The Babson MBA Who Outwitted Google

For a minute, at least, Babson MBA Sanmay Ved, nabbed the domain name for Google.com

For a minute, at least, Babson MBA Sanmay Ved, nabbed the domain name for Google.com

Say this for Sanmay Ved, the 29-year-old Internet celebrity who will graduate from Babson College with his MBA in May. He’s a go-getter who got the best of the giant search company but also was smart enough not to make a big stink of it.

Just last week Google conceded it paid Ved, a former Google employee no less, $6,006.13 to buy back it domain name google.com. Ved, originally from the small city of Mandvi in India, picked it up last September for just $12.

Within minutes of the transaction, during which his credit card was charged, he received a couple of emails from Google, including an order cancellation from Google Domains. It was on a whim that Ved was searching for Google.com in the wee small hours of one morning in September after 1 a.m. while getting to know the company’s Domains interface. That’s when he was as surprised as anyone to realize the domain name of one of the most successful company on the Internet was available.

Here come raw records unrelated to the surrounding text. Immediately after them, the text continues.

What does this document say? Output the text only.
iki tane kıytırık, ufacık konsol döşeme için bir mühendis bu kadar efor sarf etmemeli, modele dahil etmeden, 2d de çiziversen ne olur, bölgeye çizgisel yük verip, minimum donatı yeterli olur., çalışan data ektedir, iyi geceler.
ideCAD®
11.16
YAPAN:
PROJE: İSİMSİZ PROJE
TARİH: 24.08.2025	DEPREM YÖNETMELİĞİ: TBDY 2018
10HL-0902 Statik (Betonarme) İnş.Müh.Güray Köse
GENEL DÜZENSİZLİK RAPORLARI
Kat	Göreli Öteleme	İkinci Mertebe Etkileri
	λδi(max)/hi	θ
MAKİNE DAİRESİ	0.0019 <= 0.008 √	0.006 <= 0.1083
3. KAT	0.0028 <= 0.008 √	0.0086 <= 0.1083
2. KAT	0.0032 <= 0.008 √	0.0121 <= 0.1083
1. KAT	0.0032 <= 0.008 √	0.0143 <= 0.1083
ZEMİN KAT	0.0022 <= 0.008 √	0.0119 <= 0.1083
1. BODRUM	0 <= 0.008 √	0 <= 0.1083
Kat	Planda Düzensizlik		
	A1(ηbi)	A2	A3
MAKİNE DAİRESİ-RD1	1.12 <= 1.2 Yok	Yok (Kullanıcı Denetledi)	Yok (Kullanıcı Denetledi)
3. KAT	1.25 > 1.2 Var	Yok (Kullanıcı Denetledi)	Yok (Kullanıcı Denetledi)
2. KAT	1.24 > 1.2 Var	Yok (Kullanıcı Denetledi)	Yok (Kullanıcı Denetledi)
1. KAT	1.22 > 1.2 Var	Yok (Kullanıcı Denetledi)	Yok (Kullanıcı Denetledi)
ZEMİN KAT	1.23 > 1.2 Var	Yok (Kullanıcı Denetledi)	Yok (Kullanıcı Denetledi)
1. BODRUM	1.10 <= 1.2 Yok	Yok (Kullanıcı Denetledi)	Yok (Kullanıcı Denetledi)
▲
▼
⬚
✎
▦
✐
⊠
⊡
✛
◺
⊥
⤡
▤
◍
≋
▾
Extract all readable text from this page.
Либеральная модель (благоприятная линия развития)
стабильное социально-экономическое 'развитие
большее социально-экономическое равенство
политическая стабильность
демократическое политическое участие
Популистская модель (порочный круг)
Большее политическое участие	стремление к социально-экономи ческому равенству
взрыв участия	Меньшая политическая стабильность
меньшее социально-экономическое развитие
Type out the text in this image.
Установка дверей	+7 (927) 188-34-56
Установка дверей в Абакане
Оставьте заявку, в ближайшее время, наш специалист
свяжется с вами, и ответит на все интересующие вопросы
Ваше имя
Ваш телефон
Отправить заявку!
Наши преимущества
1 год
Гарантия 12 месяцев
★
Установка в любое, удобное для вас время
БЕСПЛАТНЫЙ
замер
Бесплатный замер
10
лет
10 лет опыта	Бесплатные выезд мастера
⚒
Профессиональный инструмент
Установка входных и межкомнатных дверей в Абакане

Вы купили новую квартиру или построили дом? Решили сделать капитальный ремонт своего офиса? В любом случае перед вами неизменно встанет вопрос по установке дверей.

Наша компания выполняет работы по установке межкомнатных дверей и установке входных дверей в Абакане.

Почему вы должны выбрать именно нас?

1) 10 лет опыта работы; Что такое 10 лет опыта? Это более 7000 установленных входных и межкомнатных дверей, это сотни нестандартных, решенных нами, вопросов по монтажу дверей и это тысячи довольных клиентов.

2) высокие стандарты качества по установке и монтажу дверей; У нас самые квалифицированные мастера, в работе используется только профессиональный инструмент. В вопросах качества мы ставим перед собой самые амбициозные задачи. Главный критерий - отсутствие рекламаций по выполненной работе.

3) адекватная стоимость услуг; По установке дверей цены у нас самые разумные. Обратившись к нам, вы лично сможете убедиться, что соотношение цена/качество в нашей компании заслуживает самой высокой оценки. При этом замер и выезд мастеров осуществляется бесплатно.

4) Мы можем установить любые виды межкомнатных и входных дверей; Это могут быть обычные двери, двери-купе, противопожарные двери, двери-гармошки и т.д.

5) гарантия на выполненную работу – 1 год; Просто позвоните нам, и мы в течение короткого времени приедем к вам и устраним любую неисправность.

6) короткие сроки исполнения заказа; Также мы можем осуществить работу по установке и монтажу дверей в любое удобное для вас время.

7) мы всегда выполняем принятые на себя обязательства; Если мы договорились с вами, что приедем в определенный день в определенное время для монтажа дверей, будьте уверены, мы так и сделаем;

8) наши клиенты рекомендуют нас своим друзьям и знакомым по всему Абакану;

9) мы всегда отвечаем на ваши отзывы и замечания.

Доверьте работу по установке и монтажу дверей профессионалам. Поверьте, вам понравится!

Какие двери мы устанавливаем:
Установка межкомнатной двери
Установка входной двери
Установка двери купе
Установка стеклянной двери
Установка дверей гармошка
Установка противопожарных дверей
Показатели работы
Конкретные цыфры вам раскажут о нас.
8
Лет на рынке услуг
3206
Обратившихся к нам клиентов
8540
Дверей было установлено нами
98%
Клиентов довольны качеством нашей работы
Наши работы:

THE MBA ASKED THE REWARD TO BE SENT TO THE ART OF LIVING INDIA FOUNDATION

Google Security soon contacted Ved, offering him what was then an undiscoved reward. “I wrote back and told them it was never about money, and asked that the money be donated to charity to the Art of Living India Foundation,” Ved wrote on a LinkedIn post. “They have replied and have stated that they understand and respect the fact that this was not about getting a reward.  Despite that, given what they found, and how this was handled, they are ‘excited’ to offer me a reward.”

After all, Ved spent five and one-half years at Google where he worked in sales with large advertising clients in Australia and New Zealand. During that time, from 2007 until 2012, he won three promotions and consistently exceeded his sales targets. He clearly grew fond of the company when he worked for it. “I love Google to heart, and because I have always been a loyal Googler and Xoogler, reporting several vulnerabilities in the past which had gone unnoticed…”

After leaving Google, Ved followed his entrepreneurial instincts in founding his own e-commerce company, Ved Group. When he was in high school, he launched a video game business which he believes was India’s first ever online store to retail video game software. He began his MBA at Babson in 2014, doing a summer internship in Seattle with Amazon in its retail leadership development program.

GOOGLE SAYS IT DOUBLED THE REWARD TO HIS CHARITY

Despite being in Babson’s MBA program, Ved has been soaking up all the learning he possibly can, taking more than a dozen MOOC courses, including business and econ classes from Wharton, the University of Virginia, and UC-Irvine’s Merage School of Business.

He gave up Google.com without a fight, asking Google to send the money to the Art of Living’s education program which runs 404 free schools across 18 states of India, providing what Ved says is “free education to more than 39,200 children in the slum, tribal and rural belts where child labor and poverty are widespread. The schools nurture the complete child, including body, mind and spirit.”

In fact, Google said it doubled the reward to over $12,000 when it found that Ved wanted the cash given to the charity. “Our initial financial reward to Sanmay — $6,006.13 – spelled-out Google, numerically (squint a little and you’ll see it!,” the company wrote in a blog post Thursday. “We then doubled this amount when Sanmay donated his reward to charity.”